Thirty-Three Percent of The Virgin Islands and Puerto Rico Will Be Without Power This Christmas … And Cruise Ship Passengers Do Care … As Do We Here!
CHARLOTTE AMALIE — Cruise lines are recovering after hurricanes Irma and Maria slammed our region earlier this year, though cruise-goers describe “blackout” conditions on some islands, and mourn the loss of some of their favorite attractions.
The storms hit from late summer into early fall, affecting Florida, Cuba, Puerto Rico and Saint Maarten, and forcing cruise lines like Carnival Cruise to reroute or cancel cruises. Carnival lost 10 percent in revenue per share due to canceled cruises, but shares climbed back up 2.7 percent by this week, the Miami Herald reported.
The category 5 storms damaged the Caribbean dramatically—in Puerto Rico, residents have lived with power outages for weeks on end, and may not have powerfully restored until May, around eight months after Hurricane Maria. Delays in restoration efforts created a humanitarian crisis as the island struggled to fix roads and provide for basic needs, such as health care.
But apparently, the islands have recovered enough to reopen their ports to tourists in recent weeks. Ships were able to arrive for the first time since Irma on December 4 in Sint Maarten, the Dutch and French island that’s a favorite for many cruise lines.
The cruise lines may be open, but cruise-goers took to Reddit to swap stories and advise one another on whether it’s safe and enjoyable to stop in the Caribbean.
“The main port area had power but you don’t have to go far from downtown before you are in blackout. We are talking no traffic lights nothing,” wrote user martymar18of his cruise earlier this month. “We sailed by Puerto Rico at night and there was a single strip on the island that had power and the rest was in darkness.”
It’s been a rough few months for cruise lines. More than 500 people fell ill after contracting norovirus on two Royal Caribbean ships, a common problem for cruise ships, though a small percentage of total passengers. It’s an unfortunate scenario for the companies that are just now getting back to business as usual. A single cruise season generates $2.4 billion for the Caribbean, 55,000 jobs and $842 million in wages, according to the Miami Herald.
Back in October, when damage in the Caribbean was still at its peak, the Florida-Caribbean Cruise Association, a group that comprises several major cruise lines, started an online campaign with a website called CaribbeanIsOpen.com, encouraging travelers to book trips and reassuring that cruises could still operate despite the devastation.
The campaign sought to keep cruise companies on track for what was expected to be a big year for cruises. In 2016, cruise bookings for travel agency Tourico Holidays was at an all-time high, with a 37 percent increase in cruise bookings compared to the previous year. The group anticipated even bigger numbers in 2017.
Cruise lines were forced to make changes to itineraries, removing Saint Maarten, Tortola, and Turks & Caicos destinations from travel plans. Some smaller lines upset customers when they didn’t offer refunds after diverting the ships to the Federal Emergency Management Agency to house hurricane relief workers in St Thomas.
While many of the major relief efforts in the region have slowed, hurricane damage is still affecting where tourists can visit while on a cruise.
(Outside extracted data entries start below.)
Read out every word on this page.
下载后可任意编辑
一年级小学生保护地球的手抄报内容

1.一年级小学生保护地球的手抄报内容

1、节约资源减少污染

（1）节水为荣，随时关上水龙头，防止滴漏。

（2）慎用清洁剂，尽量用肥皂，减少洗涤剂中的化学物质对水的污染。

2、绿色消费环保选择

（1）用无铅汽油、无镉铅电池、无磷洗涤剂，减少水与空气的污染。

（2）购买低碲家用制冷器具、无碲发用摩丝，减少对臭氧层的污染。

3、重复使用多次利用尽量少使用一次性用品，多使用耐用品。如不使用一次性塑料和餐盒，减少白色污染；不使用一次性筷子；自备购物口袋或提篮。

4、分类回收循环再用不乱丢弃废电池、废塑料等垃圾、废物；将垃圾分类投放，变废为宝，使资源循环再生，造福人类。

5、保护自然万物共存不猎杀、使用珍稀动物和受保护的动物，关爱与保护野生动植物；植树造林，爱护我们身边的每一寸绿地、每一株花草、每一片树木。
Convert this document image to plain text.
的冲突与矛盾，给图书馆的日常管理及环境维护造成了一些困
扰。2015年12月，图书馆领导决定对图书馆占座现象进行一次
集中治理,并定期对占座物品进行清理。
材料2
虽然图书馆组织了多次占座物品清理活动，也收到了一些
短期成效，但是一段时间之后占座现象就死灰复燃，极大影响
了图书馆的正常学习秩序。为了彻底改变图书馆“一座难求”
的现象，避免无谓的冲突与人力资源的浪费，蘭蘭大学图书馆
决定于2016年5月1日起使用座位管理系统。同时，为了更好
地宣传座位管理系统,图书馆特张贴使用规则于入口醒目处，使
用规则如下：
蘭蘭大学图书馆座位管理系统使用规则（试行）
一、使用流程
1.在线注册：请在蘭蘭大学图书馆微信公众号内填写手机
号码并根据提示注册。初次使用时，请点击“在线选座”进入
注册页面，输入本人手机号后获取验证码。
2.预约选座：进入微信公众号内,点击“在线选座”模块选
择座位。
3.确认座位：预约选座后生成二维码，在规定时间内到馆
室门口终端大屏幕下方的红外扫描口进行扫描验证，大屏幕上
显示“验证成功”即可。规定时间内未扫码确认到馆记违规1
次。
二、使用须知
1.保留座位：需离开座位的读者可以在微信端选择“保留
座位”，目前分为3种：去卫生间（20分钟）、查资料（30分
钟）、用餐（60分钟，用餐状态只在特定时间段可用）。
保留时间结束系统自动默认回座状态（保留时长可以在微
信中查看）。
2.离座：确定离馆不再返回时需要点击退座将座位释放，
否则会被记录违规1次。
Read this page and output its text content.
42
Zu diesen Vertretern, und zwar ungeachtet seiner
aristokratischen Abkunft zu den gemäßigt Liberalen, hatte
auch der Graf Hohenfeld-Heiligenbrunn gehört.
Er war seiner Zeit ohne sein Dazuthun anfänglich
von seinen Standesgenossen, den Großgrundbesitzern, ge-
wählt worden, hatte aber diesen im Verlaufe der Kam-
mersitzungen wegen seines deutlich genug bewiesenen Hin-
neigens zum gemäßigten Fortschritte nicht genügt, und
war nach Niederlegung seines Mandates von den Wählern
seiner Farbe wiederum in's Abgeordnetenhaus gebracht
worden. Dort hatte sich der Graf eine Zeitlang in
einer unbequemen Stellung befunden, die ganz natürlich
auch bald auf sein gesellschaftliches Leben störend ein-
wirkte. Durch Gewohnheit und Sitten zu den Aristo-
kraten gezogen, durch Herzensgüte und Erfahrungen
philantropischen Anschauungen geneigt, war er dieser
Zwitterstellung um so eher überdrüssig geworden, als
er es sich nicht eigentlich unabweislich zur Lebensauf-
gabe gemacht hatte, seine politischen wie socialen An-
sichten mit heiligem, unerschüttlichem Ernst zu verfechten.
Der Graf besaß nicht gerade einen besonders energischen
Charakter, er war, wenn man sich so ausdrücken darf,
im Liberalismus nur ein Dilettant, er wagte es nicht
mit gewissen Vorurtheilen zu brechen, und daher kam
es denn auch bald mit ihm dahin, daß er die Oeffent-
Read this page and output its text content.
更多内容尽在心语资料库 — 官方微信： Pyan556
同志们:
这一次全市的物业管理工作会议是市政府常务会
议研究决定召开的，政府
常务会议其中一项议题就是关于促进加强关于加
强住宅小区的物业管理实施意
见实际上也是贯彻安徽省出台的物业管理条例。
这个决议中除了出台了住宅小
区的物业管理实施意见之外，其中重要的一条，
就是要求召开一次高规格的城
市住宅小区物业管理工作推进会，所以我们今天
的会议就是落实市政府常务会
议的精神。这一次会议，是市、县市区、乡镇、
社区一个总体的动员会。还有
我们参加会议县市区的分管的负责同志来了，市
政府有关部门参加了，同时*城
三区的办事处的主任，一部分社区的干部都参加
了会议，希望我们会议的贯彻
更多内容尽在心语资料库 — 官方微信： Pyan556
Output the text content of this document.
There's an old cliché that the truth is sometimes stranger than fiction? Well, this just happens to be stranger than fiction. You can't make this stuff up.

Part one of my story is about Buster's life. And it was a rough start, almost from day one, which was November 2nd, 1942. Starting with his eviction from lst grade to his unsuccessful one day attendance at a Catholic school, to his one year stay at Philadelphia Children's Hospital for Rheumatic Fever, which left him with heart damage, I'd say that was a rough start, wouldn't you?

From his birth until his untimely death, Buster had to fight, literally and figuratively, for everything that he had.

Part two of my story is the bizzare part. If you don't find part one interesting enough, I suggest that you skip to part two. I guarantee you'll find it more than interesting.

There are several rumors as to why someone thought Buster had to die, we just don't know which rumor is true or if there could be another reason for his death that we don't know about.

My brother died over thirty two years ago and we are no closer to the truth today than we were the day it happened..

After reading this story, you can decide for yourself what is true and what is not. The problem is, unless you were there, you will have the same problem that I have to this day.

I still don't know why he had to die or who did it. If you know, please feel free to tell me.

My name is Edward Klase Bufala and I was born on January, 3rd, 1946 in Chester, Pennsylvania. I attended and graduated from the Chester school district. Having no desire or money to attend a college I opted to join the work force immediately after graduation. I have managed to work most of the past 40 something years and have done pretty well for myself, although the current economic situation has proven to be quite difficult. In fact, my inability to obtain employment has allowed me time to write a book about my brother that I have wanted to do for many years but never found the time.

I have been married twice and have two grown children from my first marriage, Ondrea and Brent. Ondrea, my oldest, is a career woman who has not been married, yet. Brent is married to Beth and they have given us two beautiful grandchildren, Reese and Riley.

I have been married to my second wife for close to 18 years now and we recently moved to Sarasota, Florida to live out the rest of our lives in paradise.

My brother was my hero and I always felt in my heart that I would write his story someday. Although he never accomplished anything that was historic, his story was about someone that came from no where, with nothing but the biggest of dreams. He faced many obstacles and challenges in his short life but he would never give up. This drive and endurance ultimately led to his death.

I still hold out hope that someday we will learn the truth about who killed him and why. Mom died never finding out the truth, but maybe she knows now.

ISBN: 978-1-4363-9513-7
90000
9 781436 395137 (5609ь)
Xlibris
In San Juan, Puerto Rico, 100 hotels and 4,000 restaurants have reopened to visitors, but much of the island is still inaccessible. In Saint Maarten, cruises are dealing with much of the same.
“Royal Caribbean discouraged passengers from heading to St. Martin, the French side of the island, and it’s true that the level of debris and destruction seems greater there,” reads a news update on the website Cruise Critic. The site optimistically points toward new attractions that are being built for incoming tourists, but also mourned the loss of favorite sites that no longer exist.
“This is the least crowded this place has ever been,” said one visitor, CruiseCritic reported.